Un attento storico dell'"Olocausto ebraico", Mondekay Poldiel, israelita, ha scritto: "l'amministrazione fascista e quella politica, quella militare e quella civile si diedero da fare in ogni modo per difendere gli ebrei, per fare in modo che quelle leggi rimanessero lettera morta".
Sino all'8 settembre 1943 non sono mai esistiti, in Italia, campi di concentramento per ebrei, ma campi di internamento per cittadini i cui Paesi erano in guerra con l'Italia. Uno di questi campi, forse il più noto, era quello di Ferramonti e qui fu internato il Dottor Selim Diamond, autore del libro "Internment in Italy, 1940-1945", nel quale tra l'altro, l'autore ha scritto: < Non ho mai trovato segni di razzismo in Italia (…). Nel campo controllato dai carabinieri e dalle Camicie Nere gli ebrei stavano come a casa loro > . Il Dottor Diamond attesta che il Governo Fascista concedeva 8 lire al giorno agli internati i quali potevano spenderle come desideravano.
Ancora più interessante quanto ha scritto il famoso docente dell'Università ebraica di Gerusalemme, George L. Mosse, nel suo libro: "Il razzismo in Europa":  "Come abbiamo già detto, era stato Mussolini stesso a enunciare il principio: discriminare non perseguire. Tuttavia l'esercito italiano si spinse anche più in là, INDUBBIAMENTE CON IL TACITO CONSENSO DI MUSSOLINI (…) ".
Osserva il giornalista Franco Monaco: " I giovani Vittorio e Bruno Mussolini difesero a spada tratta i loro amici israeliti e fecero sapere che, se necessario, li avrebbero ospitati a Villa Torlonia ". Non è un mistero che dopo l'8 settembre 1943, quando lo "scudo protettivo" eretto da Mussolini si fece più difficile da sorreggere, l'opera di salvataggio continuò; il "cattivo" Roberto Farinacci nascose una famiglia di ebrei nella sua tipografia a Cremona, così Giorgio Almirante ospitò nella sua casa un'altra famiglia di ebrei, quella stessa famiglia che "nelle radiose giornate" salvò la vita al futuro segretario del MSI.
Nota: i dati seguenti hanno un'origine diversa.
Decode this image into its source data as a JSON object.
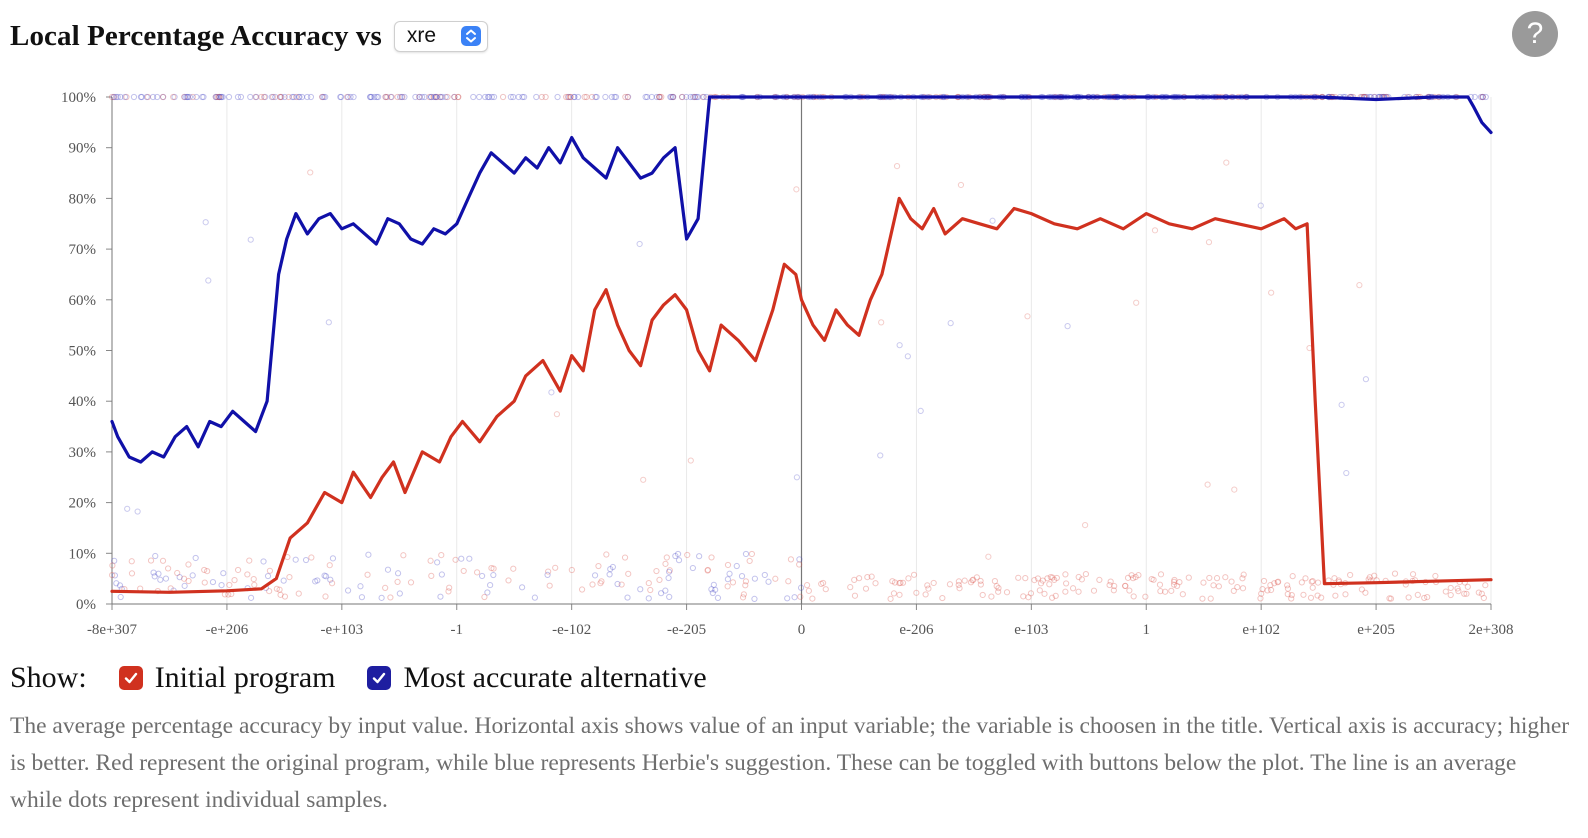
{
  "header": {
    "title": "Local Percentage Accuracy vs",
    "variable_select": {
      "selected": "xre"
    },
    "help_label": "?"
  },
  "legend": {
    "show_label": "Show:",
    "items": [
      {
        "label": "Initial program",
        "checked": true,
        "color": "#d0311f"
      },
      {
        "label": "Most accurate alternative",
        "checked": true,
        "color": "#1010a8"
      }
    ]
  },
  "description": "The average percentage accuracy by input value. Horizontal axis shows value of an input variable; the variable is choosen in the title. Vertical axis is accuracy; higher is better. Red represent the original program, while blue represents Herbie's suggestion. These can be toggled with buttons below the plot. The line is an average while dots represent individual samples.",
  "chart_data": {
    "type": "line",
    "xlabel": "",
    "ylabel": "",
    "x_ticks": [
      "-8e+307",
      "-e+206",
      "-e+103",
      "-1",
      "-e-102",
      "-e-205",
      "0",
      "e-206",
      "e-103",
      "1",
      "e+102",
      "e+205",
      "2e+308"
    ],
    "y_ticks": [
      "0%",
      "10%",
      "20%",
      "30%",
      "40%",
      "50%",
      "60%",
      "70%",
      "80%",
      "90%",
      "100%"
    ],
    "ylim": [
      0,
      100
    ],
    "xlim": [
      0,
      12
    ],
    "zero_line_x": 6,
    "series": [
      {
        "name": "Initial program",
        "color": "#d0311f",
        "x": [
          0,
          0.5,
          1,
          1.3,
          1.43,
          1.55,
          1.7,
          1.85,
          2.0,
          2.1,
          2.25,
          2.35,
          2.45,
          2.55,
          2.7,
          2.85,
          2.95,
          3.05,
          3.2,
          3.35,
          3.5,
          3.6,
          3.75,
          3.9,
          4.0,
          4.1,
          4.2,
          4.3,
          4.4,
          4.5,
          4.6,
          4.7,
          4.8,
          4.9,
          5.0,
          5.1,
          5.2,
          5.3,
          5.45,
          5.6,
          5.75,
          5.85,
          5.95,
          6.0,
          6.1,
          6.2,
          6.3,
          6.4,
          6.5,
          6.6,
          6.7,
          6.85,
          6.95,
          7.05,
          7.15,
          7.25,
          7.4,
          7.55,
          7.7,
          7.85,
          8.0,
          8.2,
          8.4,
          8.6,
          8.8,
          9.0,
          9.2,
          9.4,
          9.6,
          9.8,
          10.0,
          10.2,
          10.3,
          10.4,
          10.47,
          10.55,
          11,
          11.5,
          12
        ],
        "y": [
          2.5,
          2.3,
          2.6,
          3,
          5,
          13,
          16,
          22,
          20,
          26,
          21,
          25,
          28,
          22,
          30,
          28,
          33,
          36,
          32,
          37,
          40,
          45,
          48,
          42,
          49,
          46,
          58,
          62,
          55,
          50,
          47,
          56,
          59,
          61,
          58,
          50,
          46,
          55,
          52,
          48,
          58,
          67,
          65,
          60,
          55,
          52,
          58,
          55,
          53,
          60,
          65,
          80,
          76,
          74,
          78,
          73,
          76,
          75,
          74,
          78,
          77,
          75,
          74,
          76,
          74,
          77,
          75,
          74,
          76,
          75,
          74,
          76,
          74,
          75,
          40,
          4,
          4.2,
          4.5,
          4.8
        ]
      },
      {
        "name": "Most accurate alternative",
        "color": "#1010a8",
        "x": [
          0,
          0.05,
          0.15,
          0.25,
          0.35,
          0.45,
          0.55,
          0.65,
          0.75,
          0.85,
          0.95,
          1.05,
          1.15,
          1.25,
          1.35,
          1.45,
          1.52,
          1.6,
          1.7,
          1.8,
          1.9,
          2.0,
          2.1,
          2.2,
          2.3,
          2.4,
          2.5,
          2.6,
          2.7,
          2.8,
          2.9,
          3.0,
          3.1,
          3.2,
          3.3,
          3.4,
          3.5,
          3.6,
          3.7,
          3.8,
          3.9,
          4.0,
          4.1,
          4.2,
          4.3,
          4.4,
          4.5,
          4.6,
          4.7,
          4.8,
          4.9,
          5.0,
          5.1,
          5.2,
          5.3,
          5.4,
          5.5,
          5.6,
          5.7,
          5.8,
          5.9,
          6.0,
          6.05,
          6.1,
          6.2,
          6.5,
          7,
          8,
          9,
          10,
          10.5,
          11,
          11.5,
          11.8,
          11.85,
          11.92,
          12
        ],
        "y": [
          36,
          33,
          29,
          28,
          30,
          29,
          33,
          35,
          31,
          36,
          35,
          38,
          36,
          34,
          40,
          65,
          72,
          77,
          73,
          76,
          77,
          74,
          75,
          73,
          71,
          76,
          75,
          72,
          71,
          74,
          73,
          75,
          80,
          85,
          89,
          87,
          85,
          88,
          86,
          90,
          87,
          92,
          88,
          86,
          84,
          90,
          87,
          84,
          85,
          88,
          90,
          72,
          76,
          100,
          100,
          100,
          100,
          100,
          100,
          100,
          100,
          100,
          100,
          100,
          100,
          100,
          100,
          100,
          100,
          100,
          100,
          99.5,
          100,
          100,
          98,
          95,
          93
        ]
      }
    ]
  }
}
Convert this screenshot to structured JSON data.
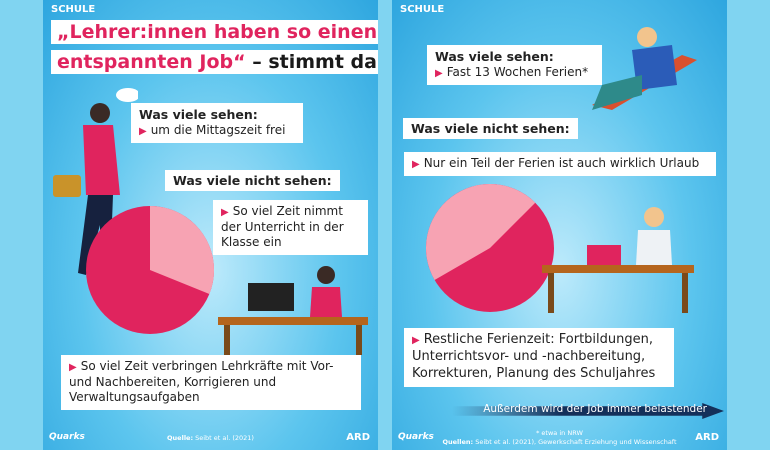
{
  "left": {
    "tag": "SCHULE",
    "title_line1": "„Lehrer:innen haben so einen",
    "title_line2_pink": "entspannten Job“",
    "title_line2_dark": " – stimmt das?",
    "seen_heading": "Was viele sehen:",
    "seen_item": "um die Mittagszeit frei",
    "not_seen_heading": "Was viele nicht sehen:",
    "slice_light_text": "So viel Zeit nimmt der Unterricht in der Klasse ein",
    "slice_dark_text": "So viel Zeit verbringen Lehrkräfte mit Vor- und Nachbereiten, Korrigieren und Verwaltungsaufgaben",
    "source_label": "Quelle:",
    "source": " Seibt et al. (2021)",
    "quarks": "Quarks",
    "ard": "ARD"
  },
  "right": {
    "tag": "SCHULE",
    "seen_heading": "Was viele sehen:",
    "seen_item": "Fast 13 Wochen Ferien*",
    "not_seen_heading": "Was viele nicht sehen:",
    "slice_light_text": "Nur ein Teil der Ferien ist auch wirklich Urlaub",
    "slice_dark_text": "Restliche Ferienzeit: Fortbildungen, Unterrichtsvor- und -nachbereitung, Korrekturen, Planung des Schuljahres",
    "arrow_text": "Außerdem wird der Job immer belastender",
    "footnote": "* etwa in NRW",
    "source_label": "Quellen:",
    "source": " Seibt et al. (2021), Gewerkschaft Erziehung und Wissenschaft",
    "quarks": "Quarks",
    "ard": "ARD"
  },
  "colors": {
    "light_slice": "#f7a3b3",
    "dark_slice": "#e0245e",
    "accent": "#e0245e"
  }
}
Ecco perché non sono d'accordo con gli ebrei: la menzogna è sempre e comunque un'infamia che diventa ben più grave quando tende a colpire un "giusto", un "giusto" che rischiò addirittura la rottura con i tedeschi, pur di salvare coloro che poi lo avrebbero accusato di ogni nefandezza.
Quanto sopra riportato sono solo alcuni esempi di una ben più vasta e documentata letteratura.
Guido Gerosa, storico, ha scritto: <"I primi episodi di vere persecuzioni di deportazioni e massacri avvennero dopo l'8 settembre 1943 ". Se tutto ciò è vero è azzardato concludere che solo l'antifascismo fu il responsabile dei suddetti massacri e deportazioni; quando cioè lo "scudo protettivo" venne, parzialmente a mancare.
Altro che andare ad elemosinare un incontro con il Governo israelita; gli israeliti dovrebbero andare ad inginocchiarsi dinnanzi alla tomba di Predappio!